These are chat archives for frictionlessdata/chat

8th
Aug 2018
roll
@roll
Aug 08 2018 08:47
@vincentchevrier Hi, It's an interesting question. For now, I think the way to do it is manually saving data to the disc and recreating a data package. But it could be a good candidate to become the lib's feature (in-memory -> files)
roll
@roll
Aug 08 2018 09:02
from datapackage import Package
from tabulator import Stream

DESCRIPTOR = {
  'resources': [
    {
      'name': 'cities',
      'profile': 'tabular-data-resource',
      'data': [
        ['name', 'country'],
        ['London', 'England'],
        ['Madrid', 'Spain'],
      ],
      'schema': {
        'fields': [
          {'name': 'name', 'type': 'string'},
          {'name': 'country', 'type': 'string'},
        ],
      },
    },
  ],
}

package = Package(DESCRIPTOR)
resource = package.get_resource('cities')
with Stream(resource.iter, headers=resource.schema.headers) as stream:
    stream.save('cities.csv')
package.descriptor['resources'][0]['path'] = 'cities.csv'
del package.descriptor['resources'][0]['data']
package.commit()
package.save('datapackage.json')
I think ability to resource.save('file.csv') (save resource as csv) is a very good candidate for PR. It was missing functionality and it's very easy to add
vincentchevrier
@vincentchevrier
Aug 08 2018 14:17
Thanks @roll for the workaround. resource.save would be great! If you do add resource.save, triggering it in the package.save function with a keyword argument would be really nice.

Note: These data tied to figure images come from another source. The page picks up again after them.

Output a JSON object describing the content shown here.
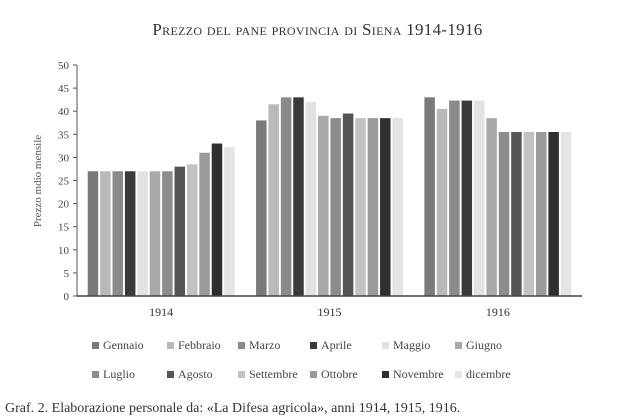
{
  "chart_data": {
    "type": "bar",
    "title": "Prezzo del pane provincia di Siena 1914-1916",
    "ylabel": "Prezzo mdio mensile",
    "xlabel": "",
    "ylim": [
      0,
      50
    ],
    "yticks": [
      0,
      5,
      10,
      15,
      20,
      25,
      30,
      35,
      40,
      45,
      50
    ],
    "categories": [
      "1914",
      "1915",
      "1916"
    ],
    "legend_position": "bottom",
    "grid": false,
    "series": [
      {
        "name": "Gennaio",
        "color": "#7a7a7a",
        "values": [
          27,
          38,
          43
        ]
      },
      {
        "name": "Febbraio",
        "color": "#b9b9b9",
        "values": [
          27,
          41.5,
          40.5
        ]
      },
      {
        "name": "Marzo",
        "color": "#8a8a8a",
        "values": [
          27,
          43,
          42.3
        ]
      },
      {
        "name": "Aprile",
        "color": "#3a3a3a",
        "values": [
          27,
          43,
          42.3
        ]
      },
      {
        "name": "Maggio",
        "color": "#e2e2e2",
        "values": [
          27,
          42,
          42.3
        ]
      },
      {
        "name": "Giugno",
        "color": "#a9a9a9",
        "values": [
          27,
          39,
          38.5
        ]
      },
      {
        "name": "Luglio",
        "color": "#8c8c8c",
        "values": [
          27,
          38.5,
          35.5
        ]
      },
      {
        "name": "Agosto",
        "color": "#555555",
        "values": [
          28,
          39.5,
          35.5
        ]
      },
      {
        "name": "Settembre",
        "color": "#c2c2c2",
        "values": [
          28.5,
          38.5,
          35.5
        ]
      },
      {
        "name": "Ottobre",
        "color": "#9a9a9a",
        "values": [
          31,
          38.5,
          35.5
        ]
      },
      {
        "name": "Novembre",
        "color": "#2f2f2f",
        "values": [
          33,
          38.5,
          35.5
        ]
      },
      {
        "name": "dicembre",
        "color": "#e4e4e4",
        "values": [
          32.2,
          38.5,
          35.5
        ]
      }
    ]
  },
  "caption": "Graf. 2. Elaborazione personale da: «La Difesa agricola», anni 1914, 1915, 1916."
}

Thanks!
vincentchevrier
@vincentchevrier
Aug 08 2018 15:13

Another question on this approach and on formats in general. In this minimal example:

from datapackage import Package

DESCRIPTOR = {
  'resources': [
    {
      'name': 'teams',
      'data': [
        ['id'],
        [1.0],
        [2.0]
      ],
      'schema': {
        'fields': [
          {'name': 'id', 'type': 'integer'}
        ]
      }
    }
  ]
}

# Check
package = Package(DESCRIPTOR)
teams = package.get_resource('teams')
teams.read()

theteams.read() raises a CastError triggered by the 1.0 float. Coming from a Python background, where ints play well with floats, this is a bit unexpected. If it is represented a 1 or as '1' there are no CastErrors. I was just surprised that in casting to integer a string would be accepted but a float rejected. Is this the intended behavior?